Alternatively, we could probably do this

for {
    <-p.timer.C
    if p.closed { // Checking this is technically a race condition, but this can be easily solved by using atomics
        return
    } else {
        p.rwCond.Broadcast()
    }
}

And in Close() we do p.timer.Reset(0) so the above listener will get unblocked immediately. It seems to work but I need to do more tests

notsure2 commented 3 years ago

Even if you unblock the goroutine by selecting on another channel that gets filled during close, don't you still need to clean up the timer (there's a runtimeTimer inside) and a channel also inside that need be cleaned up, otherwise it's still leaking...

I think I prefer the p.timer.Reset(0) solution much more.

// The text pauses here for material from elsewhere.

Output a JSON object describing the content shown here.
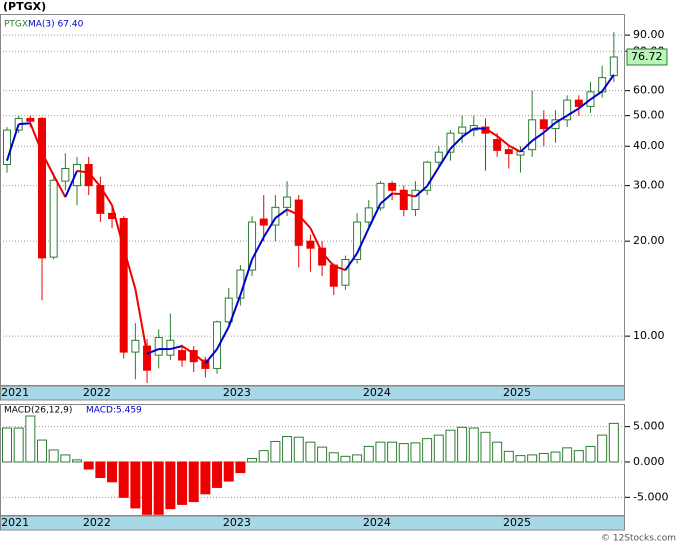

Cloak needs to be able to run in routers with tiny ram and allocating as less things as possible is preferred.

https://stackoverflow.com/questions/50223771/how-to-stop-a-timer-correctly

notsure2 commented 3 years ago

OK i implemented the second channel solution (in my updated push). But memory usage is still climbing... Just that the profile now changed. I will update the bug report. #137

notsure2 commented 3 years ago

@cbeuw Please check the updated branch, the issue is much much better now, almost solved. I'll leave it running for long time to confirm it.

notsure2 commented 3 years ago

Memory use is even better now, only 25 MB RAM usage stable with 110 active sessions!

cbeuw commented 3 years ago

That's great to hear. Thanks a lot for the help!